1時間の読書で振り払えない不安はない
ソローもまた精神的な病について言及しながら、古典こそが最高の精神治療薬だと語っている。
若き日に大切な時間を捧げ、多少なりとも古代の言語を勉強することは十分に価値あることだ。その言語は日々の些細なことを超越して永遠の暗示と刺激をくれるだろう。農夫がどこかで聞きかじったラテン語をいくつか覚えて、繰り返してみることは決して無駄なことではないのだ。
『ウォールデン 森の生活』
古典を読み、その哲学に夢中になって我に返ると、知らぬ間に心がすっきりしている。まるで点滴を受けながら気持ちよく眠り、病院から出てきたときのように。

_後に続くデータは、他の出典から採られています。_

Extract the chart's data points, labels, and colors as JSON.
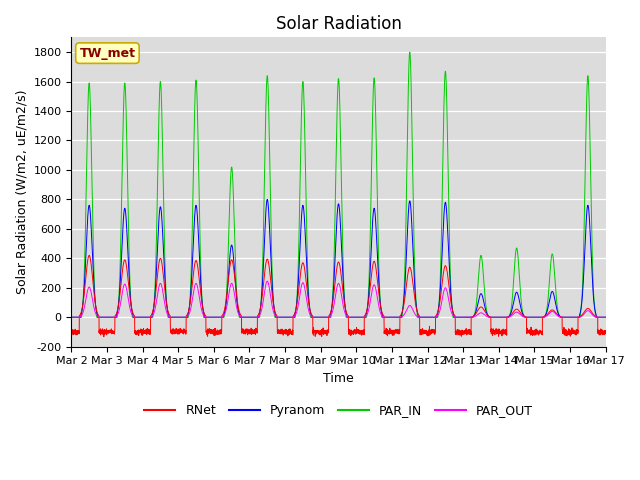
{
  "title": "Solar Radiation",
  "ylabel": "Solar Radiation (W/m2, uE/m2/s)",
  "xlabel": "Time",
  "ylim": [
    -200,
    1900
  ],
  "yticks": [
    -200,
    0,
    200,
    400,
    600,
    800,
    1000,
    1200,
    1400,
    1600,
    1800
  ],
  "xtick_labels": [
    "Mar 2",
    "Mar 3",
    "Mar 4",
    "Mar 5",
    "Mar 6",
    "Mar 7",
    "Mar 8",
    "Mar 9",
    "Mar 10",
    "Mar 11",
    "Mar 12",
    "Mar 13",
    "Mar 14",
    "Mar 15",
    "Mar 16",
    "Mar 17"
  ],
  "station_label": "TW_met",
  "legend_labels": [
    "RNet",
    "Pyranom",
    "PAR_IN",
    "PAR_OUT"
  ],
  "line_colors": [
    "#ff0000",
    "#0000ff",
    "#00cc00",
    "#ff00ff"
  ],
  "background_color": "#dcdcdc",
  "title_fontsize": 12,
  "label_fontsize": 9,
  "tick_fontsize": 8,
  "n_days": 15,
  "daily_peaks": {
    "RNet": [
      420,
      390,
      400,
      385,
      390,
      395,
      370,
      375,
      380,
      340,
      350,
      70,
      55,
      50,
      60
    ],
    "Pyranom": [
      760,
      740,
      750,
      760,
      490,
      800,
      760,
      770,
      740,
      790,
      780,
      160,
      170,
      175,
      760
    ],
    "PAR_IN": [
      1590,
      1590,
      1600,
      1610,
      1020,
      1640,
      1600,
      1620,
      1625,
      1800,
      1670,
      420,
      470,
      430,
      1640
    ],
    "PAR_OUT": [
      205,
      225,
      230,
      230,
      230,
      245,
      235,
      230,
      220,
      80,
      200,
      30,
      35,
      40,
      45
    ],
    "RNet_night": -100,
    "Pyranom_night": 0,
    "PAR_IN_night": 0,
    "PAR_OUT_night": 0
  }
}
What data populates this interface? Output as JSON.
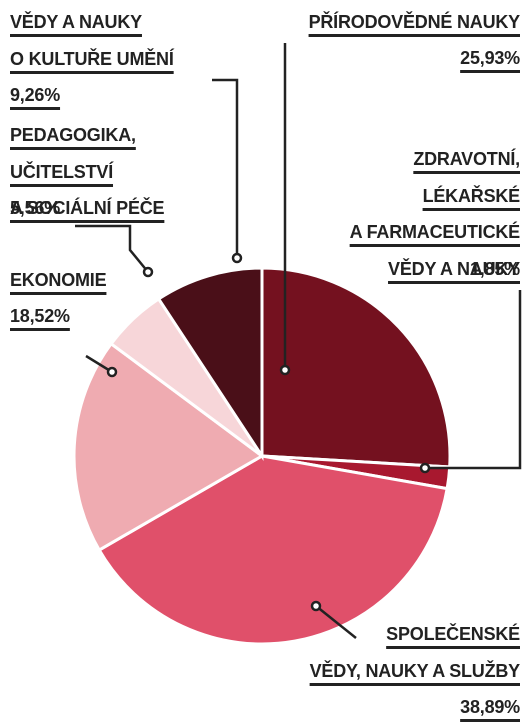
{
  "chart_data": {
    "type": "pie",
    "categories": [
      "PŘÍRODOVĚDNÉ NAUKY",
      "ZDRAVOTNÍ,\nLÉKAŘSKÉ\nA FARMACEUTICKÉ\nVĚDY A NAUKY",
      "SPOLEČENSKÉ\nVĚDY, NAUKY A SLUŽBY",
      "EKONOMIE",
      "PEDAGOGIKA,\nUČITELSTVÍ\nA SOCIÁLNÍ PÉČE",
      "VĚDY A NAUKY\nO KULTUŘE UMĚNÍ"
    ],
    "values": [
      25.93,
      1.85,
      38.89,
      18.52,
      5.56,
      9.26
    ],
    "value_labels": [
      "25,93%",
      "1,85%",
      "38,89%",
      "18,52%",
      "5,56%",
      "9,26%"
    ],
    "colors": [
      "#74111f",
      "#a8182f",
      "#e0506a",
      "#efabb1",
      "#f7d6d9",
      "#4a0f18"
    ]
  }
}
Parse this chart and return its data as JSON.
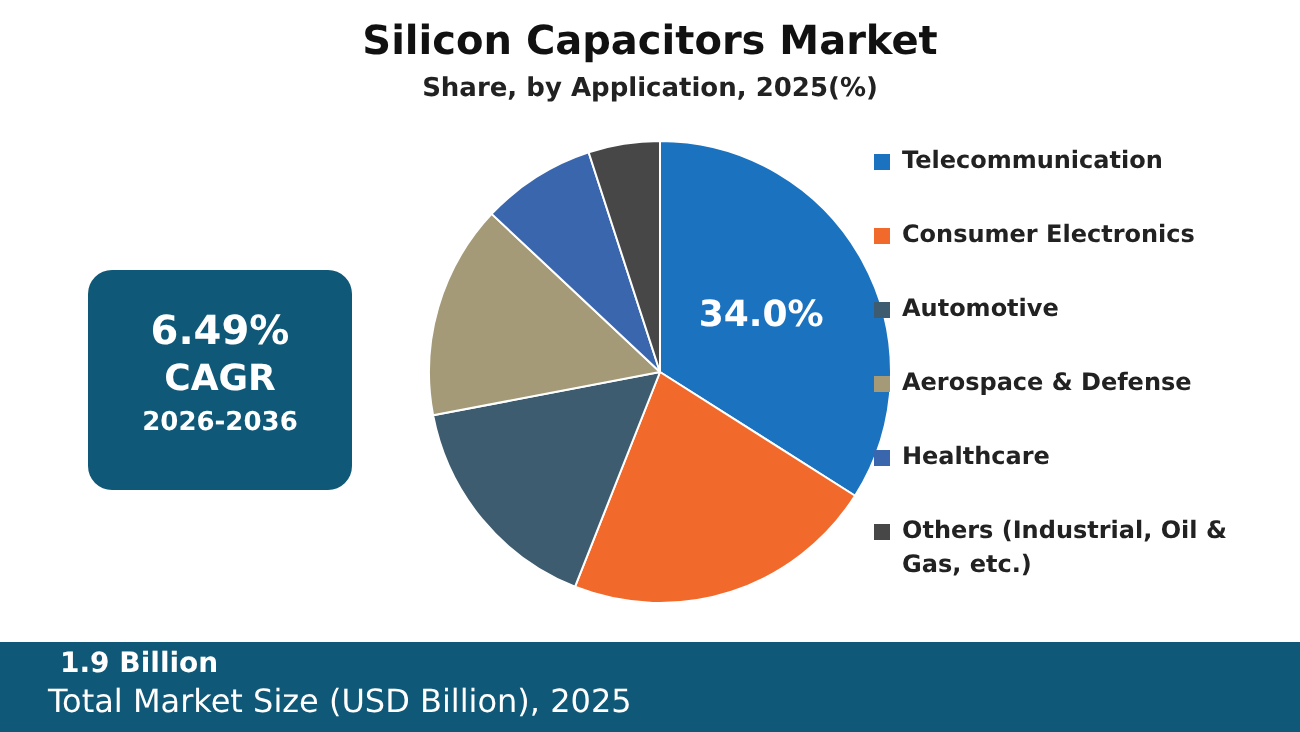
{
  "chart_data": {
    "type": "pie",
    "title": "Silicon Capacitors Market",
    "subtitle": "Share, by Application, 2025(%)",
    "categories": [
      "Telecommunication",
      "Consumer Electronics",
      "Automotive",
      "Aerospace & Defense",
      "Healthcare",
      "Others (Industrial, Oil & Gas, etc.)"
    ],
    "values": [
      34,
      22,
      16,
      15,
      8,
      5
    ],
    "value_labels": [
      "34.0%",
      null,
      null,
      null,
      null,
      null
    ],
    "colors": [
      "#1b72bf",
      "#f26a2b",
      "#3d5c6f",
      "#a59a78",
      "#3a66ae",
      "#474747"
    ],
    "legend": "right",
    "annotations": [
      "6.49%",
      "CAGR",
      "2026-2036",
      "1.9 Billion",
      "Total Market Size (USD Billion), 2025"
    ]
  }
}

肉体だけでなく、精神にも同じように健康的なものを食べさせ、健康的な運動をさせよう。
ビタミンCが不足すれば風邪を引きやすくなるように、古典の知恵がなければ精神的に常につらい状態になる。免疫力が弱まったら病気になる。同じように古典を吸収しなければ、世の中のことすべてにおける免疫力が落ちるのだ。古典ほど完璧なサプリはどこにも見当たらない。
妻が昨日、拱辰丹という漢方薬を買ってきたのだが、なんと値段は100万ウォン(約10万円)以上。毎年この時期に飲めば冬にも風邪を引かないらしく、去年から摂取している。しかし古典はいくらするか? 図書館に行けばタダだ!
1時間の読書で振り払えない不安はない。古典を1時間だけ摂取すれば、あらゆる不安は消える。不安が姿を消すばかりか、意欲が漲る。紅参、山参といった高級な高麗人参よりも私たちには効果があるはずだ。私たちはどれだけ多くの天然物、有機無農薬、国内産の食べ物を探していることか?
そういうものすべてを凝縮したものが古典である。1ページ読んだだけでも精神が健康になる。運動をすれば体調が良くなることが感じられるように。